Além do mais, o ministério de catequese se constitui com um caráter propriamente comunitário. Nenhum catequista exerce o seu serviço à luz do mandato de Jesus sem ajuda do outro. “O individualismo não nos torna mais livres, mais iguais, mais irmãos” (FT, #105). Não se deve ocultar o risco do individualismo ministerial. “A tendência humana constante para o egoísmo [...] a inclinação do ser humano a fechar-se na imanência do próprio eu, do seu grupo, dos seus interesses mesquinhos” (FT, #166). Servir com o outro e servir o outro são características inerentes na vocação do catequista. Significa estabelecer relações sadias, expressar-se com maturidade humana, partilhar dons e carismas, sentir-se responsável com a Igreja e pelo desenvolvimento do mundo, sobretudo defender os direitos dos mais frágeis da sociedade.
Para tanto, a tendência moderna das relações descartáveis é um perigo para a catequese iniciática. É a sensação de que tudo caminha para diluir-se e para a perda da consistência. Negligenciar os processos de iniciação, as formações para catequistas, as orientações diocesanas, a comunhão eclesial, o uso mistagógico dos subsídios catequéticos, o tempo catequético dos sacramentos de iniciação é uma espécie de um relativismo pastoral e “o relativismo não é a solução” (FT, #206). O relativismo corrói as relações saudáveis de diálogo e amizade social no mundo e os itinerários de iniciação da Igreja.
Ao redor do mundo é possível identificar a atuação da Igreja por meio de espaços que são os únicos na proteção e desenvolvimento do ser humano. Uma pequenina capela onde muitas crianças apreendem a ler e escrever. Uma casa onde os religiosos ou religiosas abrigam crianças órfãs ou desnutridas buscando dar-lhe a mínima condição humana. Uma vila com cristãos onde ainda se consegue conservar valores e manter a proteção frente a perseguições e a invasão tecnocrata. As obras e institutos sociais são também espaços de acolhida, de restauração e de promoção da vida humana. Em todos esses lugares busca-se a promoção do diálogo e amizade social. Em muitos desses espaços encontra-se a atuação missionária do catequista.
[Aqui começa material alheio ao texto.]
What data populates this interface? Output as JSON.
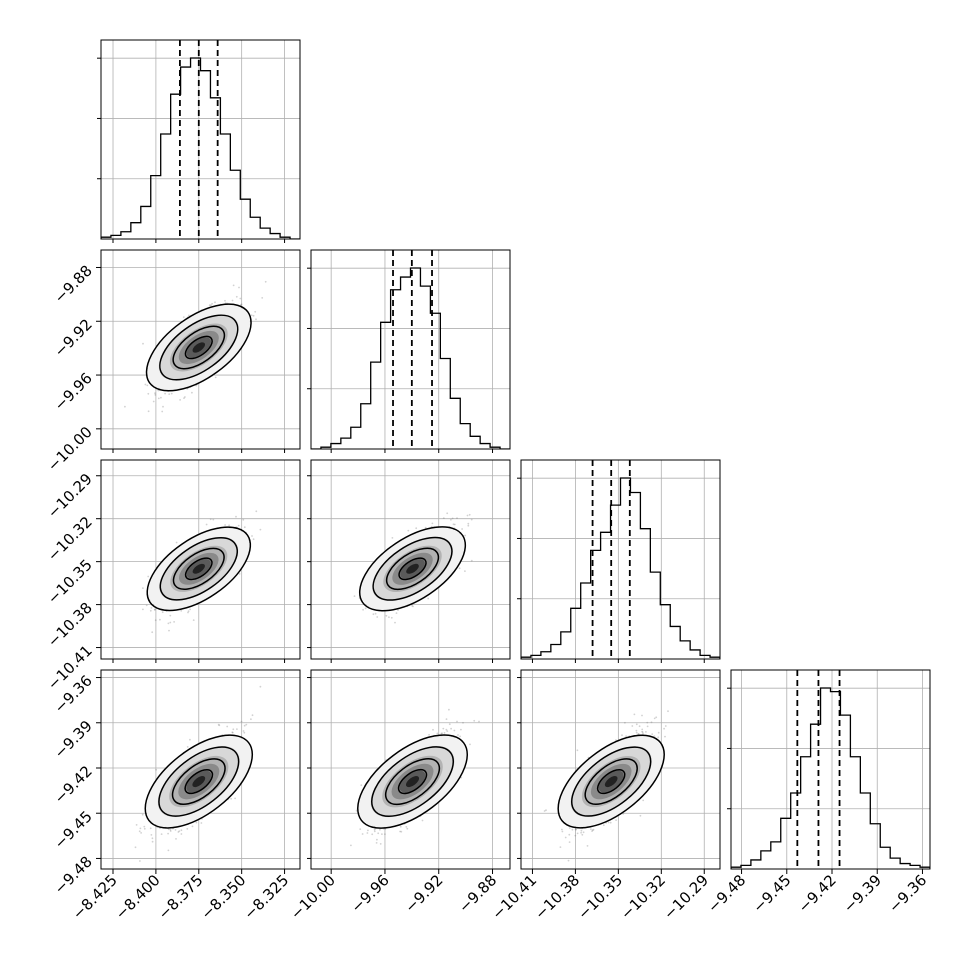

O ministério de catequista é um serviço gratuito ao outro. Sempre destinado ao outro. “O serviço nunca é ideológico, dado que não servimos ideias, mas pessoas” (FT, #115). Por conseguinte, o cate quista não é um militante sindicalista, partidário ou embrenhado de eufemismos agindo em nome da Igreja por meio do exercício do seu ministério. O catequista é semelhantemente a Cristo o servi dor de pessoas. Ser catequista trata-se de repetir as mesmas atitudes de Jesus de sempre querer o bem ao outro.
O princípio de interação fé e vida é por vezes um elemento esquecido nas recentes reflexões acerca da catequese de iniciação. Oculta-se a ideia de levar em consideração que o caráter mistagógico da catequese de iniciação é, sobretudo, a realização do princípio de interação fé e vida. A vida cristã é categoricamente estruturada pelo princípio fé e vida.
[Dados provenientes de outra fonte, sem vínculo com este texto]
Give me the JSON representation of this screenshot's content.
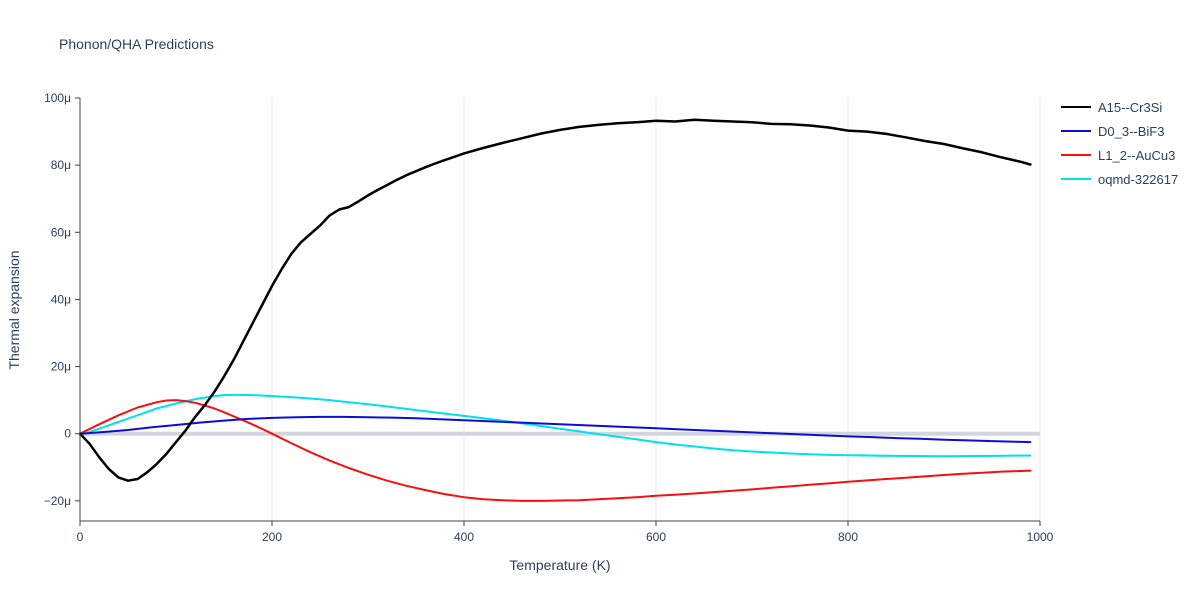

O Diretório Nacional de Catequese do Brasil sugere um novo modo de organizar o processo catequético: “textos e manuais dão orientações práticas de como operacionalizar o princípio de interação entre fé e vida” (DNC, #152).
Na catequese realiza-se uma inter-ação, ou seja, um relacionamento mútuo e eficaz entre a experiência de vida e a formulação da fé; entre a vivência atual e o dado da Tradição. De um lado, a experiência da vida levanta perguntas; de outro, a formulação da fé é busca e explicação das respostas a essas perguntas. De um lado, a fé propõe a mensagem de Deus e convida a uma comunhão com Ele; de outro, a experiência humana é questionada e estimulada a abrir-se para esse horizonte mais amplo. (DNC, #152)
Eis o axioma catequético metodológico: a lei da fé-lex fidei inter-relaciona-se com a lei da vida-lex vitae. A realidade da vida cria embates, expõe questões, rejeita caminhos, transmite experiências, identifica-se com os duelos, porém a realidade da fé integra as divisões, responde às questões da vida e da história, cria laços genuínos, traz à tona manifestações do sagrado. A elaboração da fé nunca está desconectada da experiência de vida.
O que se ensina é o que se crê e o que se crê é o que se viverá. “O mistério de Cristo anunciado na catequese é o mesmo que é celebrado na liturgia para ser vivido” (DNC, #154). Se houver dualismo entre fé e vida no itinerário catequético não haverá um processo integral e iniciático à vida de Jesus. “A catequese encontrou no princípio da interação fé e vida uma das chaves mais importantes para incultura-se na vida dos catequizandos, assumindo a realidade como parte do seu conteúdo” (DNC, #85). Vida e fé são realidades interligadas. A vida do catequizando é também conteúdo de fé.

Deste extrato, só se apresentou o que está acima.